Neil | 25 February 2012


This article does address the topic - Why Gillard should lead - but fails to enunciate who, what, when and to where.
One internal ALP issue Mr Kevan did not address was that of the factions. The Left faction, both at a state and federal level, is notorious for its ideological purity. Better to lose an election than lose a left plank in the party platform. The Right faction likewise is notorious for ruthlessnees in exacting loyalty to the faction's realpolitik. Ideology is for fanatics, power is the only worthwhile goal. The Centre, in as much as nervous Nellies can form a centre, is cautious and coy.
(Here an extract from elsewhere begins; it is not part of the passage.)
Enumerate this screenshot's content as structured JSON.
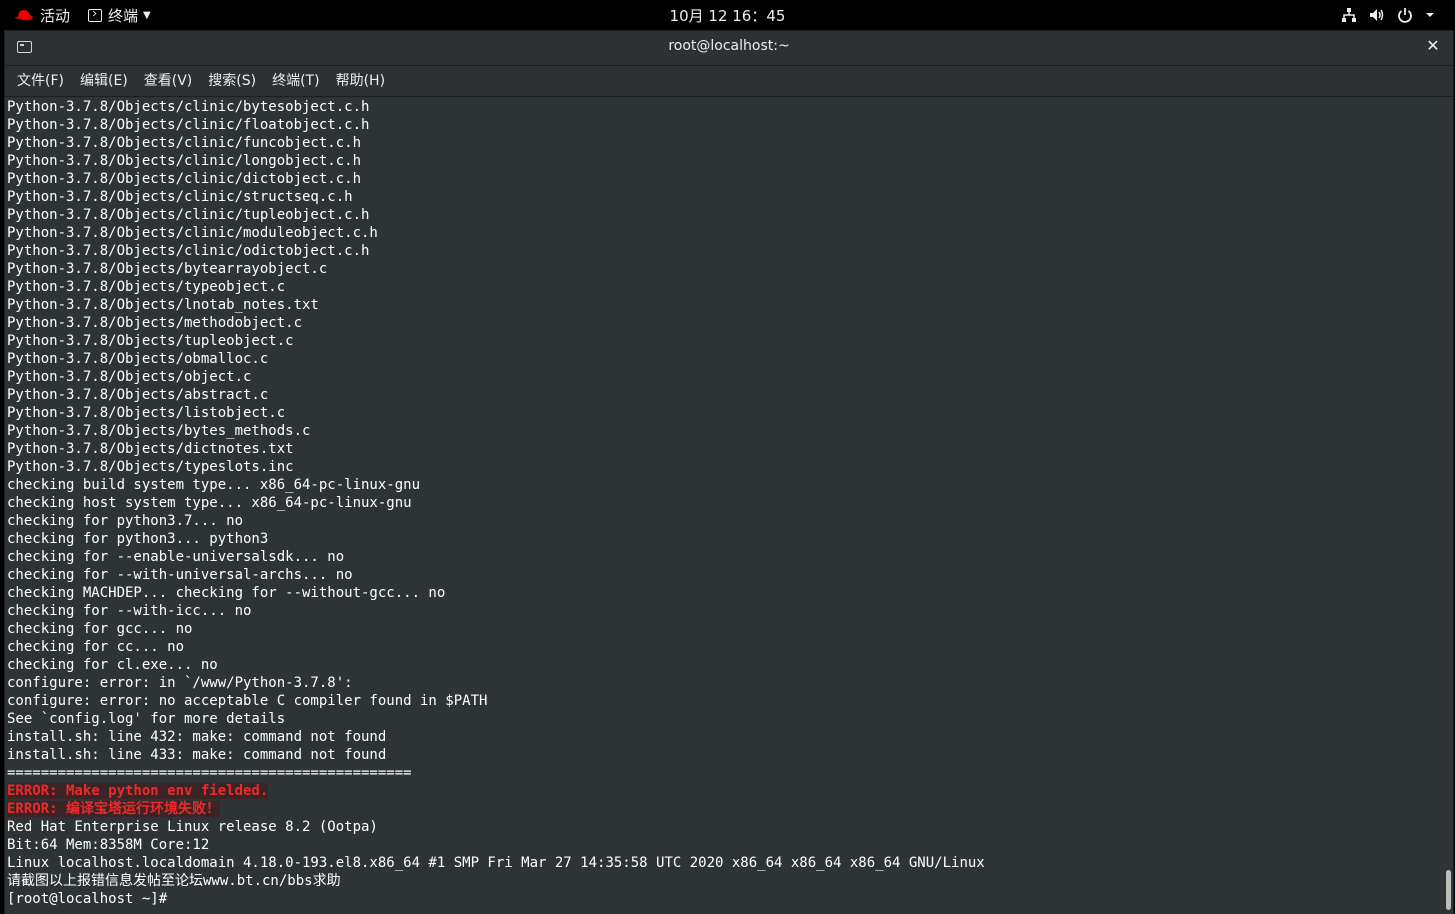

Sometimes flirting with the Left and dancing with the Right.

One doesn't need to be a courageous captain to lead such trifurcated team, or a brilliant tactician to coach them, one needs to be a charismatic leader like Whitlam or Hawke or even Keating, who has the intestinal fortitude to say: "Come on, you bastards, follow me. It's crash through or crash!"
Being progressive is the ALP's strength - it can look ahead. It can dare to try new things.

Being progressive is also its weakness. Most Australians are short-sighted. Change frighens them.
Uncle Pat | 25 February 2012


So many armchair critics; may I suggest that a rule change be introduced to require that the office of Prime Minister be commissioned for a three or four term only at the conclusion of each election. If the Prime Minister loses his or her capacity to fulfill the term of office then the Deputy Prime Minister assume the office of Prime Minister ie. the governing party continue to elect the Deputy Prime Minister in the interim but not the Prime Minister.
John K | 25 February 2012


I loved Tony Kevin's article. He could have said even more on the misogynistic attacks on the PM by the media and too many of the commentators. But it is the Member for the Electorate of Kernot who has my vote on this. We ask ourselves, Kevin, why did you go there? Ego, hubris, or whatever? All for the sake of very little, and losing a wonderful job in the process. Simon Crean said it all when he predicted (accurately) how Kevin's return from the States would unravel in the limelight. KR loves the media far too much, and respects his Caucus colleagues far too little. That's not good for the nation.
Eveline Goy | 26 February 2012


Evelyn, how do you know that what you say is true? Where is the evidence? Did anyone of the whiners this week come up with any evidence to prove their case? No they did not. The referendum Roxon claims Rudd just made up was party policy ticked off by her in the 2007 election.